Terumbu Karang Berada pada Titik Kritis Setelah Suhu Global Melonjak
Tekno & SainsNewsHot
Redaktur: Heru Sulistyono

Gambar : NewScientist

Jakarta, tvrijakartanews - Lonjakan suhu laut baru-baru ini telah menyebabkan pemutihan yang meluas dan kematian karang air hangat di seluruh dunia, secara resmi memicu titik kritis iklim pertama untuk salah satu ekosistem Bumi, para ilmuwan telah menyatakan.

Runtuhnya salah satu ekosistem paling beragam dan rapuh di dunia menimbulkan bahaya kesehatan dan keamanan manusia yang tidak dipersiapkan oleh pemerintah, memperingatkan Melanie McField di Healthy Reefs for Healthy People, sebuah program konservasi yang beroperasi di Amerika Tengah.

Terumbu karang air hangat mendukung hingga sepertiga dari semua keanekaragaman hayati laut yang diketahui dan menyediakan makanan, perlindungan pesisir, dan sumber pendapatan hingga satu miliar orang di seluruh dunia. Layanan terumbu karang menyumbang hingga 9,9 triliun dolar setiap tahun dalam barang dan jasa di seluruh dunia.

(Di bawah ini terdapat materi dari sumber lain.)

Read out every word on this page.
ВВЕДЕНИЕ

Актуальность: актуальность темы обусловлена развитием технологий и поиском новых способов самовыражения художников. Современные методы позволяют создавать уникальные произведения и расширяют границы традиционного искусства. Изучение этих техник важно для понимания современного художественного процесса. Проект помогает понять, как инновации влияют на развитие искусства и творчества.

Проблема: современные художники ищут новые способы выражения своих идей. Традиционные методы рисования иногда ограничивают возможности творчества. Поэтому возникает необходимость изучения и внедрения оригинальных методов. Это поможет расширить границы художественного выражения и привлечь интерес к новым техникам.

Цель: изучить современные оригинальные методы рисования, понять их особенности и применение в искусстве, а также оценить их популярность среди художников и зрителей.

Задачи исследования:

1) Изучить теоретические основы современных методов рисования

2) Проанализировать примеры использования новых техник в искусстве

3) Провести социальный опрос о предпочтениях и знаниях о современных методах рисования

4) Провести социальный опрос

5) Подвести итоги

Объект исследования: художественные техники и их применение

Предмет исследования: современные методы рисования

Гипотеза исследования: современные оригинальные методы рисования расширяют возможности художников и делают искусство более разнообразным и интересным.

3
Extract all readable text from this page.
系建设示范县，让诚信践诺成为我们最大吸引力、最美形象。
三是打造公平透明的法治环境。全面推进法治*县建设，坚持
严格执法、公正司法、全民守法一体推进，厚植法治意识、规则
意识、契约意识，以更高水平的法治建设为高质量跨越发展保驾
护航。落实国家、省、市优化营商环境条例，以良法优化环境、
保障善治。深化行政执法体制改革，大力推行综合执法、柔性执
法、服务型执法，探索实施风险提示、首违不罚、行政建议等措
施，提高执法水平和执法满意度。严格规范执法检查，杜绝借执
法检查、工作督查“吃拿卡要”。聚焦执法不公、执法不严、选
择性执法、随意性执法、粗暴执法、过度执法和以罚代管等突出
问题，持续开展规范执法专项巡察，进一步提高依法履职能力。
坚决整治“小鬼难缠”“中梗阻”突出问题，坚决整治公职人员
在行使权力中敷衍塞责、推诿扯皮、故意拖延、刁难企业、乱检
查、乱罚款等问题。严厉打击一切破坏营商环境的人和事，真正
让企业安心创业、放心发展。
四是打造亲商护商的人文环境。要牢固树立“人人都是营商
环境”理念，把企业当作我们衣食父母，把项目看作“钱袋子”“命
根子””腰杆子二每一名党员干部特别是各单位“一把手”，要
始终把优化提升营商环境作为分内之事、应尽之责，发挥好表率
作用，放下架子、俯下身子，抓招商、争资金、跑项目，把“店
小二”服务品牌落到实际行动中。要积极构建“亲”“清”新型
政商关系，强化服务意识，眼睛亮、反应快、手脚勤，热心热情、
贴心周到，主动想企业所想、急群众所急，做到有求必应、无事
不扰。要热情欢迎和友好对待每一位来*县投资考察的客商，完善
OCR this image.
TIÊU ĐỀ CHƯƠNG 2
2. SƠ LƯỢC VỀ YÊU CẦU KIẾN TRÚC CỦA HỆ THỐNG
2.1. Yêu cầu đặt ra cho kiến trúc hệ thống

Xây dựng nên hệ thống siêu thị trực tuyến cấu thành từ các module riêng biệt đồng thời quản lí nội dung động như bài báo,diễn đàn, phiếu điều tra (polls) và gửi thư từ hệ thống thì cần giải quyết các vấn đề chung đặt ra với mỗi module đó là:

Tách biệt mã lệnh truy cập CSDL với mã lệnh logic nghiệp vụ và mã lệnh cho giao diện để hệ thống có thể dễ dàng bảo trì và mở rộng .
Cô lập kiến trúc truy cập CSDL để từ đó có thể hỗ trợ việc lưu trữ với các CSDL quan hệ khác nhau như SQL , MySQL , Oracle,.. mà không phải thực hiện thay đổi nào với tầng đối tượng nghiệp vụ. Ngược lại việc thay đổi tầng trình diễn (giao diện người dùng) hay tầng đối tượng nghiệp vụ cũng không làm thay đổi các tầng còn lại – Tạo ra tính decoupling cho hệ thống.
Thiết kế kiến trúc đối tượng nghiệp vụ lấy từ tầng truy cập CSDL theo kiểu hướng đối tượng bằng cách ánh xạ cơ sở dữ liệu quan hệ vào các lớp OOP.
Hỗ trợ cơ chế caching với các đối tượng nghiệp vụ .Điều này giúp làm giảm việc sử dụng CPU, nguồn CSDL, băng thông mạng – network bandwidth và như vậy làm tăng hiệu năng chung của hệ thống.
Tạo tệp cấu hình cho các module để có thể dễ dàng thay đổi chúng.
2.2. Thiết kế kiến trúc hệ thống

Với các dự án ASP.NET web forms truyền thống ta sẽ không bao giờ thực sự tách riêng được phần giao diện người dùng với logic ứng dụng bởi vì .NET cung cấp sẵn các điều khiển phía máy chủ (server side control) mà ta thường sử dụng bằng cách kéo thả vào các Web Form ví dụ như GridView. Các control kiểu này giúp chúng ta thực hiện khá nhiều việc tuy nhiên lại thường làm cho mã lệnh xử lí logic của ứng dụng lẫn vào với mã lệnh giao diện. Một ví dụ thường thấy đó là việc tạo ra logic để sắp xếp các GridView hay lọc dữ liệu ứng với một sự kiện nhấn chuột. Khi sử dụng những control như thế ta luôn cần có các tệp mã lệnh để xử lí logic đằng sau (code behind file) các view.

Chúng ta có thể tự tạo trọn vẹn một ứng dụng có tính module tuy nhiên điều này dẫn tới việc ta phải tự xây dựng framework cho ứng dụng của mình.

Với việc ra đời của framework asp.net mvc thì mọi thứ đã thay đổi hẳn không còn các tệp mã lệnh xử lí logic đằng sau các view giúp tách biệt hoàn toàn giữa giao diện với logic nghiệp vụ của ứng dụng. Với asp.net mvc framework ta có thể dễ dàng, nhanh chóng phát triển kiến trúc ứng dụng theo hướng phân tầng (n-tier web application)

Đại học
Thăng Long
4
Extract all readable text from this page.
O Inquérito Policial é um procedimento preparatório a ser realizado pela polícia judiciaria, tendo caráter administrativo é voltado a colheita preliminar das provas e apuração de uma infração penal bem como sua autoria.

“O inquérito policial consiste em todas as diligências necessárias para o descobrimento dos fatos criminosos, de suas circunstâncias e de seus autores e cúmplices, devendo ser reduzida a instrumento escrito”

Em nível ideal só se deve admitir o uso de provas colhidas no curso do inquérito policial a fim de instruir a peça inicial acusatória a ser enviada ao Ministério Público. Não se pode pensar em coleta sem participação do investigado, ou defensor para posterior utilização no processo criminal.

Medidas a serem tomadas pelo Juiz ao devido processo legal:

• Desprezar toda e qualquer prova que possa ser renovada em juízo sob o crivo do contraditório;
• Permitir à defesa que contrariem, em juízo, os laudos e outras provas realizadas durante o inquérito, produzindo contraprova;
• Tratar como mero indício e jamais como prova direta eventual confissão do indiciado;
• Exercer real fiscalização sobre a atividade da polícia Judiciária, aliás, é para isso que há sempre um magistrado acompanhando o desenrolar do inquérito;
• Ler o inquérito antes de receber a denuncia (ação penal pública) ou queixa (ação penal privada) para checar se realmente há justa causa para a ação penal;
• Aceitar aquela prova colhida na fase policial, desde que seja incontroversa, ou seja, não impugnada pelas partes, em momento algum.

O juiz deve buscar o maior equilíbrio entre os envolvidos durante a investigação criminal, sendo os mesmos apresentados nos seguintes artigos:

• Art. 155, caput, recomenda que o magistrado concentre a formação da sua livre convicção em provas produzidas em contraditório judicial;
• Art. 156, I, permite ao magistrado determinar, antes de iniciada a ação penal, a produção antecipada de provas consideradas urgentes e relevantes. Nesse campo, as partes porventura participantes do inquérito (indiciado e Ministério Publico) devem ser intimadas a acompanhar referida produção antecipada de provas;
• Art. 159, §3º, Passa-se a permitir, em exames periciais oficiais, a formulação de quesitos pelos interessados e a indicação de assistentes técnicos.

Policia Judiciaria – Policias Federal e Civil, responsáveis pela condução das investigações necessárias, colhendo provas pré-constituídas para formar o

Namun karang sangat sensitif terhadap perubahan suhu air. Suhu global yang memecahkan rekor yang didokumentasikan sejak 2023 telah mendorong tingkat panas laut ke titik tertinggi baru, memicu peristiwa pemutihan massal yang telah memengaruhi lebih dari 80 persen karang di dunia. Pemutihan adalah ketika karang mengeluarkan ganggang yang hidup di jaringan mereka sebagai respons terhadap suhu air yang tinggi, yang mengubahnya menjadi putih. Hal ini membuat karang rentan terhadap penyakit, dan pemutihan yang berkepanjangan dapat membunuh mereka sama sekali dengan merampas sumber makanan utama mereka.

Peristiwa pemutihan terbaru telah menjadi urutan besarnya yang berbeda dengan apa pun yang telah disaksikan para ilmuwan sebelumnya. "Kami berada di titik kritis," kata McField. Ini umumnya didefinisikan sebagai ambang batas kritis yang, jika dilewati, dapat menyebabkan perubahan dramatis dan mungkin tidak dapat diubah dalam sistem iklim.

McField adalah salah satu penulis bab tentang karang dalam Laporan Titik Tipping Global 2025, yang dirilis hari ini. Laporan tersebut, pembaruan pertama sejak 2023, disusun oleh 160 ilmuwan dari seluruh dunia dan dikoordinasikan oleh Universitas Exeter di Inggris dan kelompok kampanye WWF. Ini memperingatkan bahwa karang air hangat adalah sistem Bumi pertama yang menyeberang ke titik kritis mereka dan sekarang berada dalam pergolakan krisis yang belum pernah terjadi sebelumnya.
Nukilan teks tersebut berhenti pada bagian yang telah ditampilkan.